I keep saying in these blogs that “a bagpiper is a person who can play a list of tunes by memory on the bagpipe, can learn and develop their own music, and can set up and maintain their own bagpipe”.

The first quality is the most important.  You need to start with a list of tunes!!  You should  always start practicing at the top of your list.  Practicing and learning new tunes is psychological.  If you feel like you are winning early, you are going to continue practicing.  This happens when you start at the top and begin by reviewing what you already know.  If your tunes at the top of your list are already memorized then you don’t need to play them every day unless you have time to do that.  Most importantly, however, is that the newest tunes be last.

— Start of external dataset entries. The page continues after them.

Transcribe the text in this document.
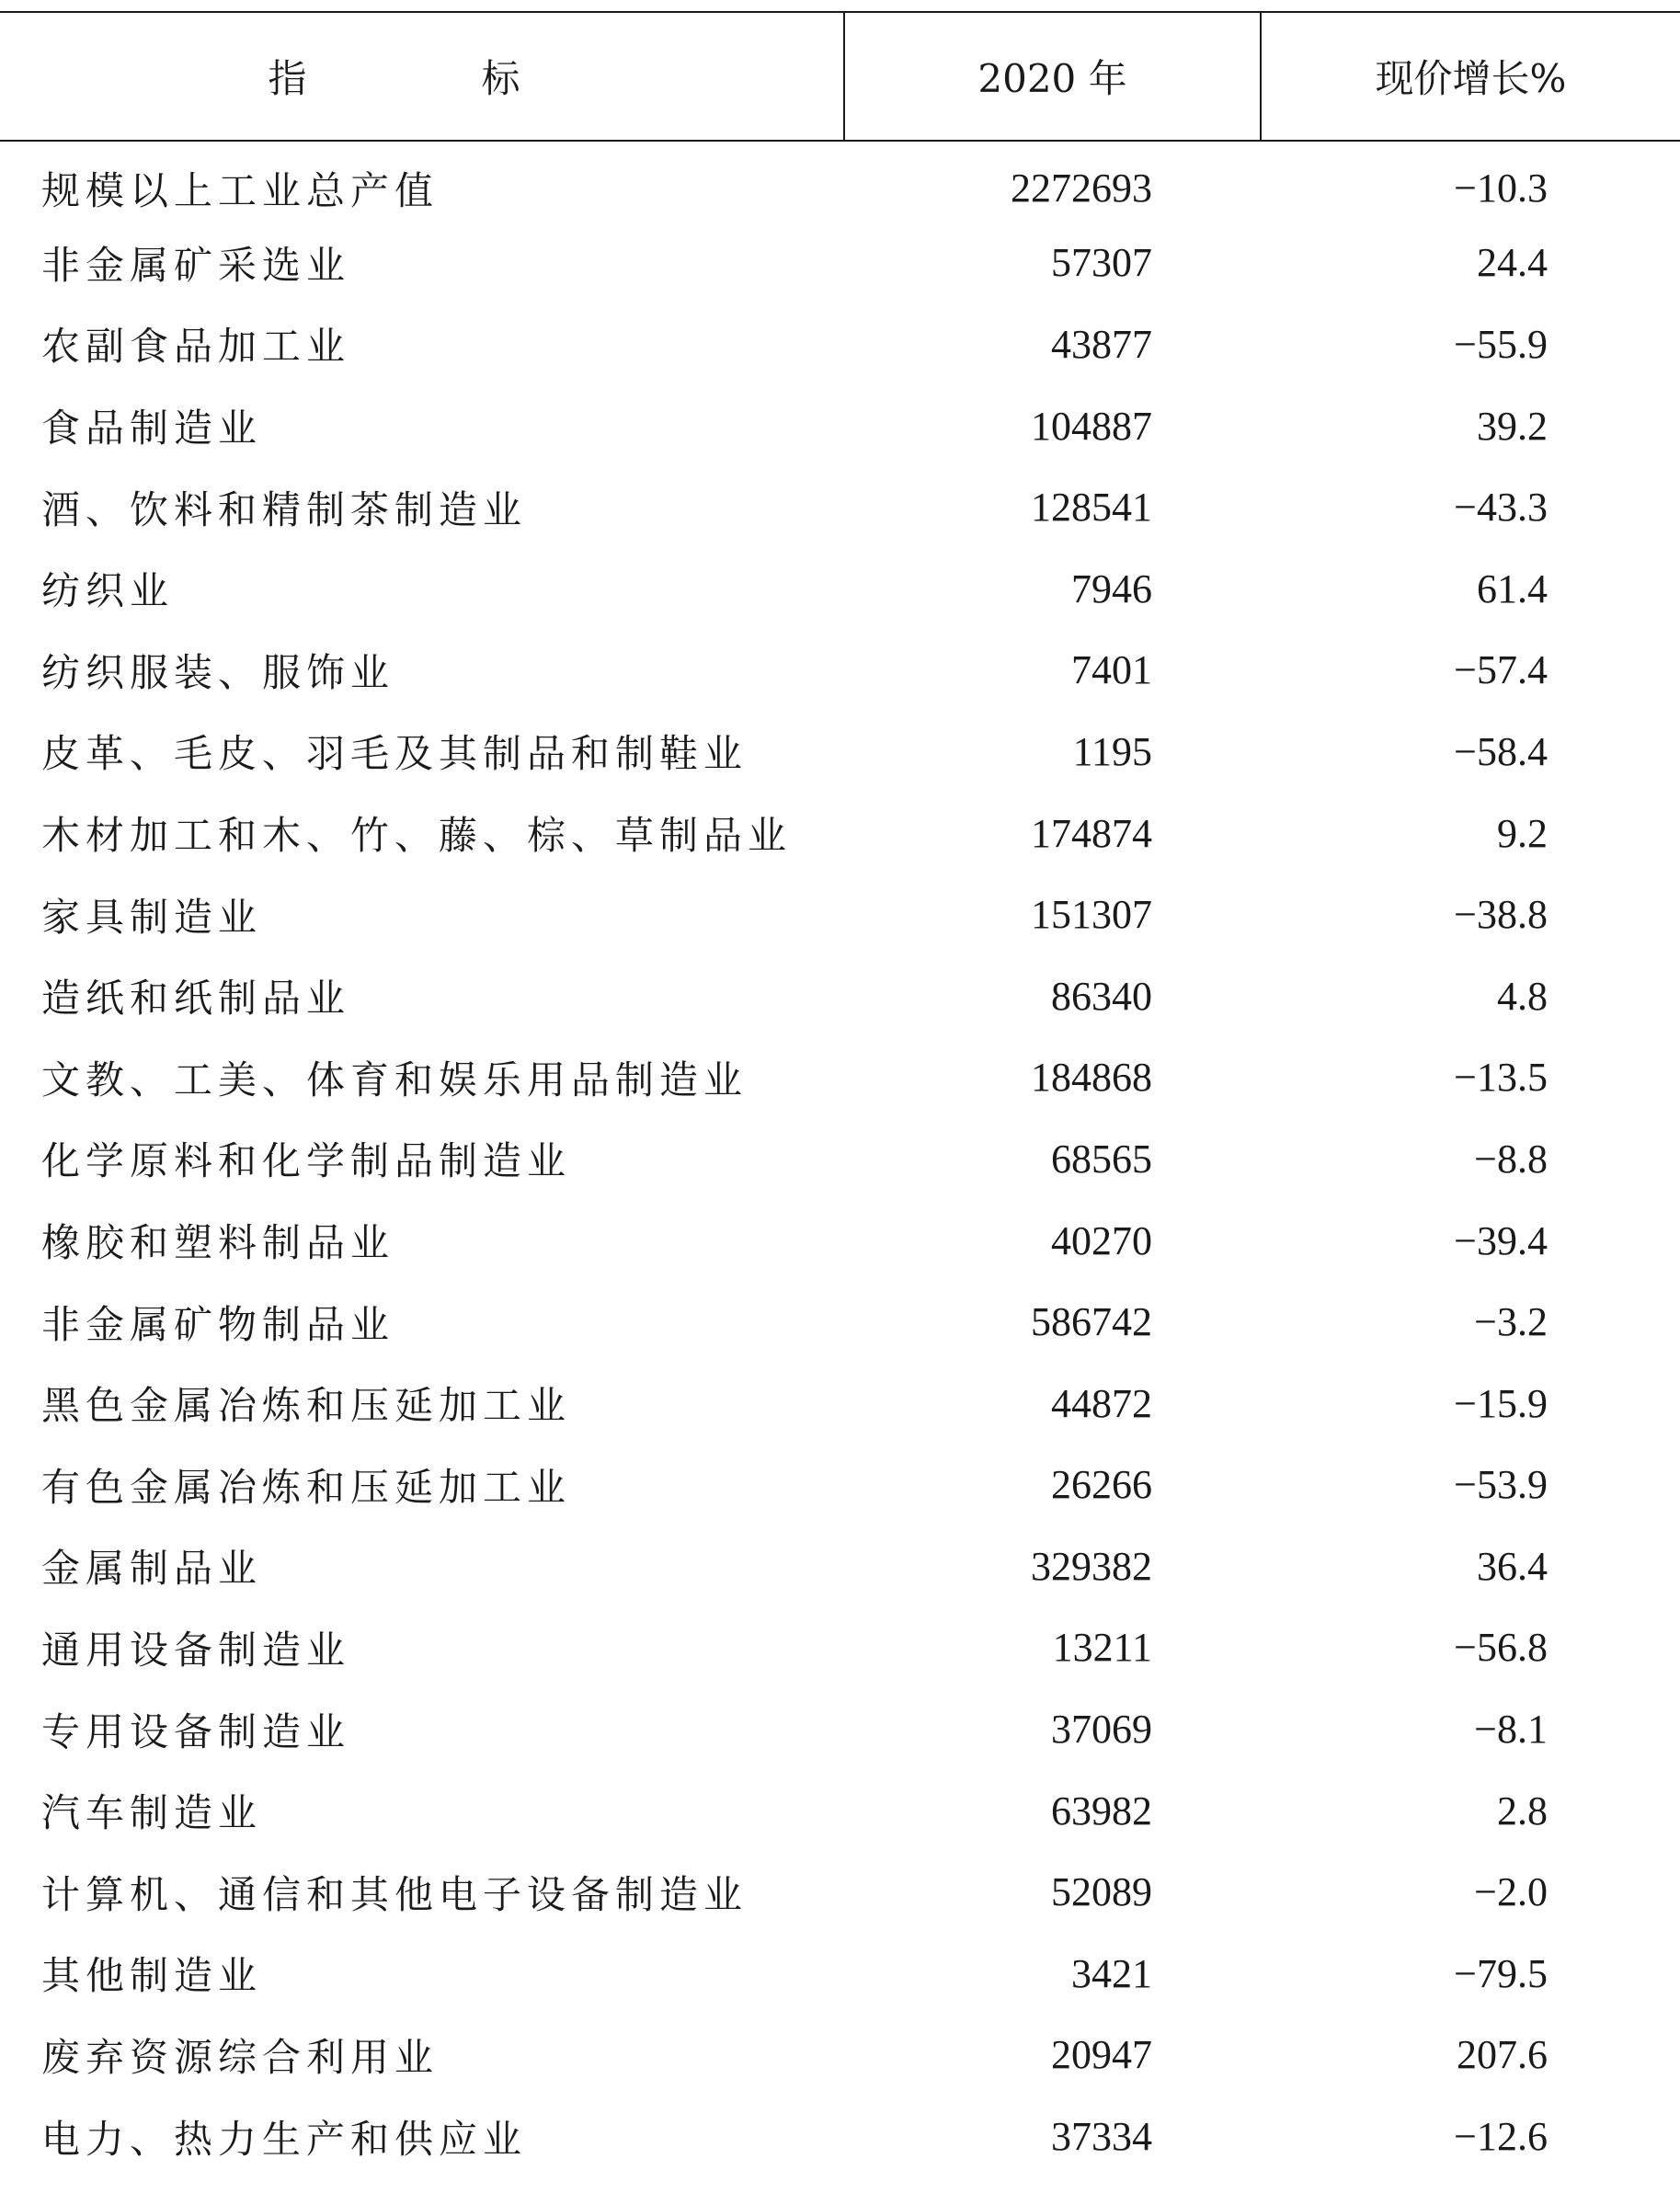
指标	2020 年	现价增长%
规模以上工业总产值	2272693	−10.3
非金属矿采选业	57307	24.4
农副食品加工业	43877	−55.9
食品制造业	104887	39.2
酒、饮料和精制茶制造业	128541	−43.3
纺织业	7946	61.4
纺织服装、服饰业	7401	−57.4
皮革、毛皮、羽毛及其制品和制鞋业	1195	−58.4
木材加工和木、竹、藤、棕、草制品业	174874	9.2
家具制造业	151307	−38.8
造纸和纸制品业	86340	4.8
文教、工美、体育和娱乐用品制造业	184868	−13.5
化学原料和化学制品制造业	68565	−8.8
橡胶和塑料制品业	40270	−39.4
非金属矿物制品业	586742	−3.2
黑色金属冶炼和压延加工业	44872	−15.9
有色金属冶炼和压延加工业	26266	−53.9
金属制品业	329382	36.4
通用设备制造业	13211	−56.8
专用设备制造业	37069	−8.1
汽车制造业	63982	2.8
计算机、通信和其他电子设备制造业	52089	−2.0
其他制造业	3421	−79.5
废弃资源综合利用业	20947	207.6
电力、热力生产和供应业	37334	−12.6
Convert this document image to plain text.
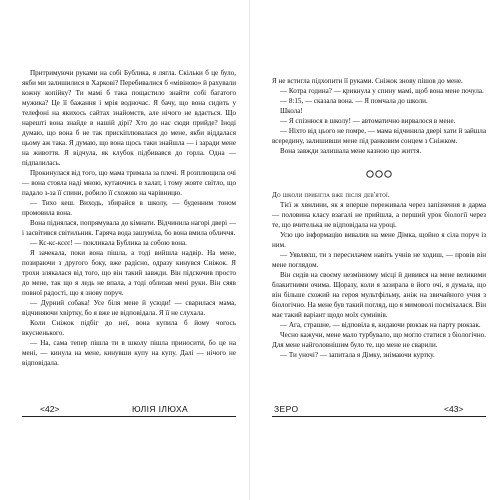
Притримуючи руками на собі Бублика, я лягла. Скільки б це було, якби ми залишилися в Харкові? Перебивалися б «мівіною» й рахували кожну копійку? Ти мамі б така пощастило знайти собі багатого мужика? Це її бажання і мрія водночас. Я бачу, що вона сидить у телефоні на якихось сайтах знайомств, але нічого не вдається. Що нарешті вона знайде в нашій дірі? Хто до нас сюди прийде? Іноді думаю, що вона б не так прискіплювалася до мене, якби віддалася цьому аж така. Я думаю, що вона щось таки знайшла — і заради мене на живоття. Я відчула, як клубок підбивався до горла. Одна — підпалилась.

Прокинулася від того, що мама тримала за плечі. Я розплющила очі — вона стояла наді мною, кутаючись в халат, і тому жовте світло, що падало з-за її спини, робило її схожою на чарівницю.

— Тихо кеш. Виходь, збирайся в школу, — буденним тоном промовила вона.

Вона піднялася, попрямувала до кімнати. Відчинила нагорі двері — і засвітився світильник. Гаряча вода зашуміла, бо вона вмила обличчя.

— Кс-кс-ксєє! — покликала Бублика за собою вона.

Я зачекала, поки вона пішла, а тоді вийшла надвір. На мене, позираючи з другого боку, вже радісно, одразу кинувся Сніжок. Я трохи злякалася від того, що він такий завжди. Він підскочив просто до мене, так що я ледь не впала, а тоді облизав мені руки. Він сяяв повної радості, що я знову поруч.

— Дурний собака! Усе біля мене й усюди! — сварилася мама, відчиняючи хвіртку, бо я вже не відповідала. Я її не слухала.

Коли Сніжок підбіг до неї, вона купила б йому чогось вкусненького.

— На, сама тепер пішла ти в школу пішла приносити, бо це на мені, — кинула на мене, кинувши купу на купу. Далі — нічого не відповідала.

<42>	ЮЛІЯ ІЛЮХА

Я не встигла підхопити її руками. Сніжок знову пішов до мене.

— Котра година? — крикнула у спину мамі, щоб вона мене почула.

— 8:15, — сказала вона. — Я помчала до школи.

Школа!

— Я спізнюся в школу! — автоматично вирвалося в мене.

— Ніхто від цього не помре, — мама відчинила двері хати й зайшла всередину, залишивши мене під ранковим сонцем з Сніжком.

Вона завжди залишала мене казною що життя.

До школи прибігла вже після дев'ятої.

Тієї ж хвилини, як я вперше переживала через запізнення в дарма — половина класу взагалі не прийшла, а перший урок біології через те, що вчителька не відповідала на уроці.

Усю цю інформацію вивалив на мене Дімка, щойно я сіла поруч із ним.

— Уявляєш, ти з пересилачем навіть учнів не ходиш, — провів він мене поглядом.

Він сидів на своєму незмінному місці й дивився на мене великими блакитними очима. Щоразу, коли я зазирала в його очі, я думала, що він більше схожий на героя мультфільму, аніж на звичайного учня з біологічно. На мене був такий погляд, що я мимоволі посміхалася. Він має такий варіант щодо моїх сумнівів.

— Ага, страшне, — відповіла я, кидаючи рюкзак на парту рюкзак.

Чесно кажучи, мене мало турбувало, що могло статися з біологічно. Для мене найголовнішим було те, що мене не сварили.

— Ти уночі? — запитала я Дімку, знімаючи куртку.

ЗЕРО	<43>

Bagpipe music isn’t rocket science. It’s folk music.  Do you know why people love folk music?  Because of its simplicity.  4/4 marches have the same formula:  A1, A2, B and A2.  Look at “Scotland the Brave”, for example. The A1 theme is 4 measures long and is the question, A2 is the answer to A1.  The B theme is also 4 measures long and is answered again by A2. You can find this to be true in most 4/4 marches.  It’s like a kid asking for a cookie. He’s not satisfied with the first answer so he pleads for it with B and gets the same answer (A2) that he got from the first question.

Here is a formula for learning a new tune.  I will define each of these over a period of time.

  • Define the rhythm
  • Practice saying the rhythm
  • Add the beat while saying the rhythm.

I have spent an enormous amount of time on rhythm.  If you are unsure of what I am talking about, you should take advantage of my free rhythm program:

https://www.bagpipelessons.net/bagpipelessons/learn-bagpipe-rhythm/

  • Audit the tune
  • Play until you hit a bump then circle the problem and continue this process to the end.
  • Go back and take apart each problem (bagpipe instruction is learning how to solve problems).
  • Play through the tune as slowly as possible so that you don’t make any mistakes.  (You will memorize it faster playing it 20 times the same way than playing it 20 different ways!)

Don’t spend a week learning 1 tune!!!  That’s called “plate spinning”.  You sacrifice all of your previous tunes as they aren’t getting any attention.

Being a bagpiper is a process.  You become a bagpiper by becoming a tune processing machine!